Wall Street has no problem taking Donald Trump’s money — but the opposite is, well, a little more complicated.
Obscure government rules created in the wake of pay-to-play scandals are keeping some finance sector one percenters from donating to the Republican presidential nominee — and it’s all because of his running mate, Mike Pence.
Top-level Wall Street pros who donate to a campaign of a state or local official sideline their firm from seeking business from that state for two years, under a six-year-old regulation aimed at curbing pay-to-play actions.
And Wall Street firms certainly don’t want to be shut out of the lucrative business of managing pension money or helping finance municipal projects like roads or sports stadiums.
So firms like Goldman Sachs and KKR are barring partners from making such donations.
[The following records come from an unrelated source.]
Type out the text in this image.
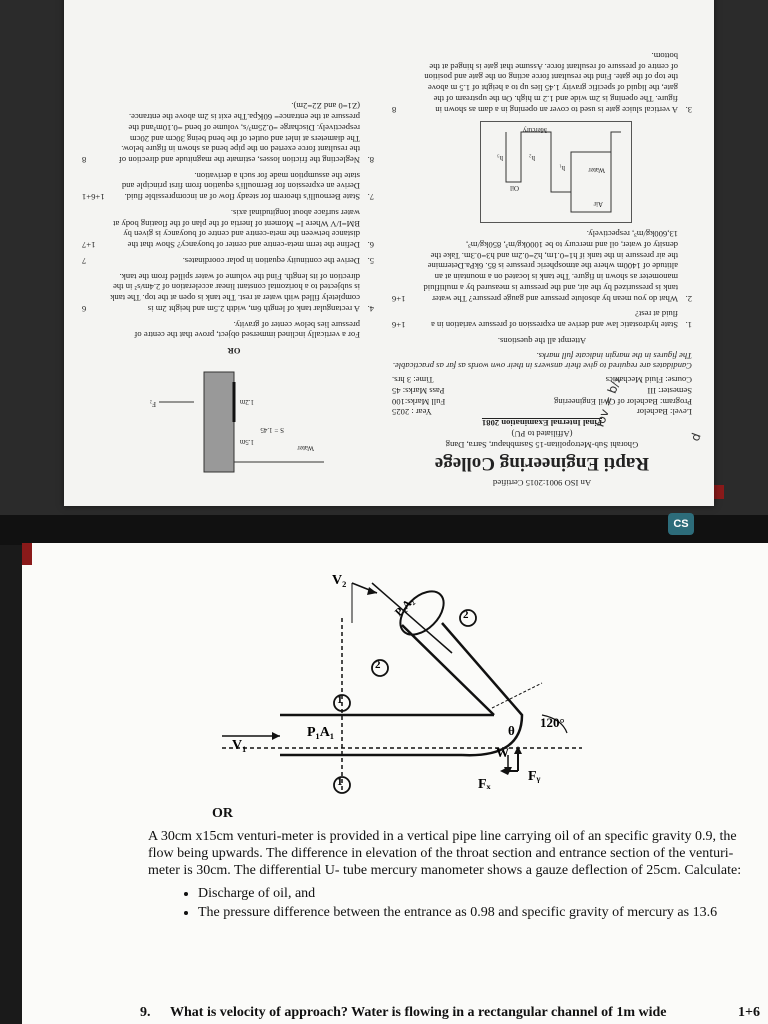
An ISO 9001:2015 Certified
Rapti Engineering College
Ghorahi Sub-Metropolitan-15 Sasmbhapur, Sarra, Dang
(Affiliated to PU)
Final Internal Examination 2081
Level: Bachelor
Year : 2025
Program: Bachelor of Civil Engineering
Full Marks:100
Semester: III
Pass Marks: 45
Course: Fluid Mechanics
Time: 3 hrs.
Candidates are required to give their answers in their own words as far as practicable. The figures in the margin indicate full marks.
Attempt all the questions.
1.
State hydrostatic law and derive an expression of pressure variation in a fluid at rest?
1+6
2.
What do you mean by absolute pressure and gauge pressure? The water tank is pressurized by the air, and the pressure is measured by a multifluid manometer as shown in figure. The tank is located on a mountain at an altitude of 1400m where the atmospheric pressure is 85. 6kPa.Determine the air pressure in the tank if h1=0.1m, h2=0.2m and h3=0.3m. Take the density of water, oil and mercury to be 1000kg/m³, 850kg/m³, 13,600kg/m³, respectively.
1+6
Air
Water
Oil
Mercury
h₁
h₂
h₃
3.
A vertical sluice gate is used to cover an opening in a dam as shown in figure. The opening is 2m wide and 1.2 m high. On the upstream of the gate, the liquid of specific gravity 1.45 lies up to a height of 1.5 m above the top of the gate. Find the resultant force acting on the gate and position of centre of pressure of resultant force. Assume that gate is hinged at the bottom.
8
Water
S = 1.45
1.5m
1.2m
F₂
OR
For a vertically inclined immersed object, prove that the centre of pressure lies below center of gravity.
4.
A rectangular tank of length 6m, width 2.5m and height 2m is completely filled with water at rest. The tank is open at the top. The tank is subjected to a horizontal constant linear acceleration of 2.4m/s² in the direction of its length. Find the volume of water spilled from the tank.
6
5.
Derive the continuity equation in polar coordinates.
7
6.
Define the term meta-centre and center of buoyancy? Show that the distance between the meta-centre and centre of buoyancy is given by BM=I/V Where I= Moment of Inertia of the plan of the floating body at water surface about longitudinal axis.
1+7
7.
State Bernoulli's theorem for steady flow of an incompressible fluid. Derive an expression for Bernoulli's equation from first principle and state the assumption made for such a derivation.
1+6+1
8.
Neglecting the friction losses, estimate the magnitude and direction of the resultant force exerted on the pipe bend as shown in figure below. The diameters at inlet and outlet of the bend being 30cm and 20cm respectively. Discharge =0.25m³/s, volume of bend =0.10m³and the pressure at the entrance= 60Kpa.The exit is 2m above the entrance. (Z1=0 and Z2=2m).
8
Iov = b/₂
d
CS
V₂
2
2
1
1
V₁
P₁A₁
120°
θ
W
Fₓ
Fᵧ
P₂A₂
OR
A 30cm x15cm venturi-meter is provided in a vertical pipe line carrying oil of an specific gravity 0.9, the flow being upwards. The difference in elevation of the throat section and entrance section of the venturi-meter is 30cm. The differential U- tube mercury manometer shows a gauze deflection of 25cm. Calculate:
• Discharge of oil, and
• The pressure difference between the entrance as 0.98 and specific gravity of mercury as 13.6
9.	What is velocity of approach? Water is flowing in a rectangular channel of 1m wide	1+6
“There are issues because Mike Pence is a sitting governor,” Cary Meer, a partner at law firm K&L Gates, told The Post. “If you want to manage money for an Indiana [pension] plan and you make a contribution to the Trump-Pence campaign, it could get picked up by the rule. That’s the issue.”
“If [Pence] resigned to run for VP, the restriction wouldn’t apply,” Jake Siewert, a Goldman Sachs spokesman and former Clinton press secretary, told The Post.
The SEC’s pay-to-play rules don’t apply to presidential candidate Hillary Clinton because Democratic running mate Tim Kaine is a US senator from Virginia, not a state or local official.
Under pay-to-play scenarios, state pension officials ask for donations and then funnel millions of dollars to the firms that anted up.
The Trump-Pence Wall Street issues came to light this week when reports surfaced about an August memo from Goldman to its partners reminding them of the rule.